JB Malet n'y va pas de main morte sur la méchanceté, le
sadisme, l'ingratitude, l'hypocrisie, la cupidité de l'entreprise Amazon et de
son système qui emprunte plus à Taylor qu'à Toyota.
Même si Amazon est loin d'être la seule entreprise en France
ou dans le monde à pratiquer flicage, brimades et rentabilité obsessionnelle,
le livre de M. Malet nous met en lumière le décalage entre la légèreté de l'acte d'achat et la réalité humaine derrière.
Alors qu'est-ce que je fais ? J'arrête Amazon ?
Je leur achète un... paquet de trucs à l'heure actuelle. Et depuis quinze ans, je leur ai filé un max de blé.
J'ai commencé sur le .com en 1998. Puis le .co.uk parce que
la livraison était plus rapide. En 2000, je suis passé au .fr.
"J'ai tout vu, tout fait, tout usé" chez Amazon pour
paraphraser un de ses fournisseurs. Le One-Click™, le compte Premium, le Market
Place. J'ai acheté, mais alors, de tout. J'ai vendu aussi.
Avant je me faisais livrer au bureau pour avoir l'air
tendance. Quand je rentrais de déjeuner, je trouvais ma commande sur mon
bureau. Sous les yeux de mes collègues EBAHIS. Et moi J'EXULTAIS.
Après, je me suis fait livrer chez moi, pour avoir le
plaisir de trouver ce petit paquet marron au pied de ma porte en rentrant.
J'ai constaté, sans aucun regret ni nostalgie ni culpabilité, que la
multiplication des petits paquets marron a coïncidé avec une raréfaction voire
quasi-disparition des petits sacs marron de la FNAC.

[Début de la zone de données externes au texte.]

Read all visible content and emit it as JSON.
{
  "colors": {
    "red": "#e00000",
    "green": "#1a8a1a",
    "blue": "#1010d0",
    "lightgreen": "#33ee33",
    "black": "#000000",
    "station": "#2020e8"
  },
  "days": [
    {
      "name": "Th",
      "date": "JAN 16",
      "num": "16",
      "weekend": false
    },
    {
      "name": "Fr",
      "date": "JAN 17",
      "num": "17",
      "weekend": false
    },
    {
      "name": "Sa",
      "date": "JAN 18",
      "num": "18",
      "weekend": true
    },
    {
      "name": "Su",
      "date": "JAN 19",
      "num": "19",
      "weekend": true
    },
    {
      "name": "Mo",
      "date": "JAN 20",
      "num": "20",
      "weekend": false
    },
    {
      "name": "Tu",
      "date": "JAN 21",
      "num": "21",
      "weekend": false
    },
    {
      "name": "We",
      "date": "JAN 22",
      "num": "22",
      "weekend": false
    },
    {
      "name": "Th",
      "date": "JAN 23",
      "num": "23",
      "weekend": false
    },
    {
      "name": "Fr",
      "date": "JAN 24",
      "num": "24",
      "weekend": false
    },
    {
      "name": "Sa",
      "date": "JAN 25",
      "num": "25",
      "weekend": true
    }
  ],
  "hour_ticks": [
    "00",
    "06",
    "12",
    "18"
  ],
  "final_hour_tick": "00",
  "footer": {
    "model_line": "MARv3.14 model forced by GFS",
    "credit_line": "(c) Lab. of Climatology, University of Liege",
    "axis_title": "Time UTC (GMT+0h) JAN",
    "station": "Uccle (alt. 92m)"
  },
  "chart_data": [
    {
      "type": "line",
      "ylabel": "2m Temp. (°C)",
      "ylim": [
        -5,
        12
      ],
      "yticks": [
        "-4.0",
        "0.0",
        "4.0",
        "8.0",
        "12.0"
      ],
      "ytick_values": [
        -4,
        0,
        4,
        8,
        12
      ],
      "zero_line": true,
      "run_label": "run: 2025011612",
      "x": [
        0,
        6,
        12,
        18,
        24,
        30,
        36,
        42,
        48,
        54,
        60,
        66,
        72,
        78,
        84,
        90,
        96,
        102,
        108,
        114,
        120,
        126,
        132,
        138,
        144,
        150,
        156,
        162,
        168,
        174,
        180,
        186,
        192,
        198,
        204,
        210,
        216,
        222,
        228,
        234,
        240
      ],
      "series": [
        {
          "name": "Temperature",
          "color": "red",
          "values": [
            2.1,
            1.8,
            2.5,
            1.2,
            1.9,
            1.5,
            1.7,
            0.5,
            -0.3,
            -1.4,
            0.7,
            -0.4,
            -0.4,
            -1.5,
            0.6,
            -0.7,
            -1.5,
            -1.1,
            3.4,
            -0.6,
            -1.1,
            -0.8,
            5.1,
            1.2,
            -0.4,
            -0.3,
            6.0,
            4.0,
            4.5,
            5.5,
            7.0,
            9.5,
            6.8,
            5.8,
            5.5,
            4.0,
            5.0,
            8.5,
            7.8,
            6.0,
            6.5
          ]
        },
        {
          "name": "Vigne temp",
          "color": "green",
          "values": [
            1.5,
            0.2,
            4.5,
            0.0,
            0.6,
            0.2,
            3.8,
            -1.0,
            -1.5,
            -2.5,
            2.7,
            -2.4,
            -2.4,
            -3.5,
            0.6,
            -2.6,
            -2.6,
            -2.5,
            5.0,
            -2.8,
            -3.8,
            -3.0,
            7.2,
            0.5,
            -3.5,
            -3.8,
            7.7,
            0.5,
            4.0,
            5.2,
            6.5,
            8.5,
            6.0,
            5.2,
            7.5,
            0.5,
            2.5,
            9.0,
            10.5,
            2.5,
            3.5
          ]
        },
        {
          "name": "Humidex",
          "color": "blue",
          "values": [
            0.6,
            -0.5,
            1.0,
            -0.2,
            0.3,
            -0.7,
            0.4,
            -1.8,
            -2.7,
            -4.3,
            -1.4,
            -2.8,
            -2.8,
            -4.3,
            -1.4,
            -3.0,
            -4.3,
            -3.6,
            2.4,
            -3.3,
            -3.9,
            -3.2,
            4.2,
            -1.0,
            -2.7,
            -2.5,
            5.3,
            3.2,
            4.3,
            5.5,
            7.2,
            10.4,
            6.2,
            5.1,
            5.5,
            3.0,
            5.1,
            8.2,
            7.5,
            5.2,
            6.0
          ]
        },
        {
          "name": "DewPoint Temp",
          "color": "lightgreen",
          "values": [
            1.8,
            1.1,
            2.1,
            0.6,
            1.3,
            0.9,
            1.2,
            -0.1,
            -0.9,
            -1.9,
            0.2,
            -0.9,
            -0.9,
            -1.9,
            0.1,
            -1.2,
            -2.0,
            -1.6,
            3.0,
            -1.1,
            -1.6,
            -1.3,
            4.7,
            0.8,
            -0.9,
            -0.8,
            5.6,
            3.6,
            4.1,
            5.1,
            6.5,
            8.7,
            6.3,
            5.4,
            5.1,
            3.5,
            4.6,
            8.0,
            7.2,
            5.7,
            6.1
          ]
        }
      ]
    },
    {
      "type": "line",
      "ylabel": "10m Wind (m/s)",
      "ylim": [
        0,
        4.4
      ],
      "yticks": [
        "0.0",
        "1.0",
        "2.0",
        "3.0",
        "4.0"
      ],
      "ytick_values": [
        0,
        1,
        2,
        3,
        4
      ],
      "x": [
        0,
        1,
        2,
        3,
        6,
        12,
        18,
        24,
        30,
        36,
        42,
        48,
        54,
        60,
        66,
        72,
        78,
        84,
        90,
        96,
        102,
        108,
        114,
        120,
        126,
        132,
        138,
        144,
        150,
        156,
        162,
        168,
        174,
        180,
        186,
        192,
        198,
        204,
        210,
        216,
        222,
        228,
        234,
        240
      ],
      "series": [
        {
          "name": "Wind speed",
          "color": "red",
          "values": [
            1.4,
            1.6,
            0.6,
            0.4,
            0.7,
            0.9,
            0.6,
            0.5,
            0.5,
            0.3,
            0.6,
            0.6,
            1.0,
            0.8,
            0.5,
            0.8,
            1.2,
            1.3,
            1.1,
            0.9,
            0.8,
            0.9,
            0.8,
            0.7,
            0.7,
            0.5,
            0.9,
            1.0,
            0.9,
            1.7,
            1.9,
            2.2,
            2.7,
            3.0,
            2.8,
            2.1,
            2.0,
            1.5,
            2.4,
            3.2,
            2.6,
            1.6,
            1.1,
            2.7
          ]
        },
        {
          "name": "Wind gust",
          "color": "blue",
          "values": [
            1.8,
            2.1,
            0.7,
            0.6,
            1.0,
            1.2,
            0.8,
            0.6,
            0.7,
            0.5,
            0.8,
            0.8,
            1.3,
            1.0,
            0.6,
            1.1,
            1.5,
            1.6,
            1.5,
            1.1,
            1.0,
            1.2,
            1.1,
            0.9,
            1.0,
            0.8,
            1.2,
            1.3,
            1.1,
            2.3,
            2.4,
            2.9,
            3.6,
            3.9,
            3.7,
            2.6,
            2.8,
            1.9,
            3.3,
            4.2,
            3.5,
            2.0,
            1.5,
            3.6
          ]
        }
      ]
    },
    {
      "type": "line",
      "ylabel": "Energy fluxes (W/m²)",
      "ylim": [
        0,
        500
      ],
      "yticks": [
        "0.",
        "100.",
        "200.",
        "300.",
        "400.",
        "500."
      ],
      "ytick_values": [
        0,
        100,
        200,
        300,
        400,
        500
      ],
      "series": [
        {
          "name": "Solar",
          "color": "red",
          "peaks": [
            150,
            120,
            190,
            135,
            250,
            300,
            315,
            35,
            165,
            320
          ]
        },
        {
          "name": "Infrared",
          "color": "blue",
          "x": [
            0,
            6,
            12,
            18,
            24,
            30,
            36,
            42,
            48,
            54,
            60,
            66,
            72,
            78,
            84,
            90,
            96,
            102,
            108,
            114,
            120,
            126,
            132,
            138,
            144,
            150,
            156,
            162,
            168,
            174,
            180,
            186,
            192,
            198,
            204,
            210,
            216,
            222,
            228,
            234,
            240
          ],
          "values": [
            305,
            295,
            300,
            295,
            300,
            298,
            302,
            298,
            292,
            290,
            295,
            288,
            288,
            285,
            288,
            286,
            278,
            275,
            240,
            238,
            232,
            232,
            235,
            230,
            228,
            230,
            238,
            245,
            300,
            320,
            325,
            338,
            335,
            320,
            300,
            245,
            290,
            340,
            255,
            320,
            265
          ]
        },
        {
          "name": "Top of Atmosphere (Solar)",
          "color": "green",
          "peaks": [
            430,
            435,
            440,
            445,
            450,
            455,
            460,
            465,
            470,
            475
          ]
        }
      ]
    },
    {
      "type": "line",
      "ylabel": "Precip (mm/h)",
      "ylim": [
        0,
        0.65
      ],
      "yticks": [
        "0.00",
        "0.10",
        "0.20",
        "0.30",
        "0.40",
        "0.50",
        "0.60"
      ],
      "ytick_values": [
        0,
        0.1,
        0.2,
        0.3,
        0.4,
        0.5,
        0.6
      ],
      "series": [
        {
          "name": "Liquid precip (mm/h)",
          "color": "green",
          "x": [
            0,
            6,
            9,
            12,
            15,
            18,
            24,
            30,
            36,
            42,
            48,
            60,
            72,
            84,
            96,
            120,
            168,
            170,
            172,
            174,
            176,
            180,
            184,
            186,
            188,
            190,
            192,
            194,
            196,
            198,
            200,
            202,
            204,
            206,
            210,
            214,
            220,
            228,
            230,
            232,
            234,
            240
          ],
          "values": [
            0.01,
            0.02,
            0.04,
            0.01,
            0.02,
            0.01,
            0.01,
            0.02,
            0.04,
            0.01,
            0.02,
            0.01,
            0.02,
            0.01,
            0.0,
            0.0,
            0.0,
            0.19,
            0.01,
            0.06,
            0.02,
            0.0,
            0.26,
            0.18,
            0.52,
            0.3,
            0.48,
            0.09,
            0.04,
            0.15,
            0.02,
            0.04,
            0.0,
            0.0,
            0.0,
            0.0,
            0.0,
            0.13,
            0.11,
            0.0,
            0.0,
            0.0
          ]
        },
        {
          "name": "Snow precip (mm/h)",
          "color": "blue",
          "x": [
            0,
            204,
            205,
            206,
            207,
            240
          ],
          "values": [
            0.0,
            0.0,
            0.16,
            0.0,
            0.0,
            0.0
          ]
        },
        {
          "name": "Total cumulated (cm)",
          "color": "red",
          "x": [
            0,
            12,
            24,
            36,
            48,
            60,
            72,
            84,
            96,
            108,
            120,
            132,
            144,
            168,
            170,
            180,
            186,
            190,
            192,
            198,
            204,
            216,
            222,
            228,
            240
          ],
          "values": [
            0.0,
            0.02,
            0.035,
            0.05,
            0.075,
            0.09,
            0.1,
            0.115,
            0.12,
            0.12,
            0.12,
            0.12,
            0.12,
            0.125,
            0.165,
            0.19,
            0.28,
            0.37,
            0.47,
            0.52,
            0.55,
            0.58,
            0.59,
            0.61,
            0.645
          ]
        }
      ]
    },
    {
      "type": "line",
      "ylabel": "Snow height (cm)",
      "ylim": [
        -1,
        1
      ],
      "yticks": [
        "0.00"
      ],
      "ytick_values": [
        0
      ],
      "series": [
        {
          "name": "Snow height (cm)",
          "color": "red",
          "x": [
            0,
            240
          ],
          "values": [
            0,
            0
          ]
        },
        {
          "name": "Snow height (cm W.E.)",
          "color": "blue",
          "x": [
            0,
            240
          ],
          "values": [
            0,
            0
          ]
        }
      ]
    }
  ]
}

Mais depuis ce "voyage en Amazonie" (livre très à charge et peut
être pas totalement objectif. Encore une fois, je n'en sais rien), je suis en revanche conscient d'une chose : c'est
qu'avant que le gars d'UPS sonne à ma porte avec mon paquet contenant des
cartouches d'imprimante, une monographie de Jean Widmer ou une centrale à
vapeur, et pour assurer les délais de livraison proprement hallucinants
d'Amazon, ce n'est pas l'entreprise du bonheur derrière.
Ce qui me frappe surtout, c'est à quel point tout est
magiquement et génialement pensé pour rendre l'acte d'achat aussi facile que
possible et occulter toute la sueur du back office.
C'est cet écran de fumée soigneusement entretenu qui, quand il se dissipe un peu commence à piquer les yeux et devient désagréable. N'en déplaise au très fat Montebourg.
Alors qu'est-ce que je fais ?
Je supprime mon compte Premium et le One-Click™ ?
J'imprime les pages de livres que je veux acheter
et je descends les porter à la librairie d'en bas (en espérant qu'ils ne se
fassent pas livrer par Amazon eux) ?
Et puis quoi d'autre ?
Le mathématicien Von Neumann expliquait à Richard Feynman pendant leurs promenades à Los Alamos qu'on n'a pas à se sentir responsable du monde dans lequel nous vivons. Cela dit, il travaillait sur la bombe atomique alors ceci explique peut être cela.
Mais moi dans tout ça ?
Je suis bien emmerdé.
Et qu'est-ce que je fais le jour de la sortie de l'iPhone 5S ? Je reste avec mon 5 ? Mais c'est pas possible !
Alors qu'est-ce que je fais ?
Comme disait Etienne Dorsay à Daniel dans Un éléphant ça trompe énormément quand on lui demande s'il veut une martingale :
- Là je sais pas. Franchement je sais pas.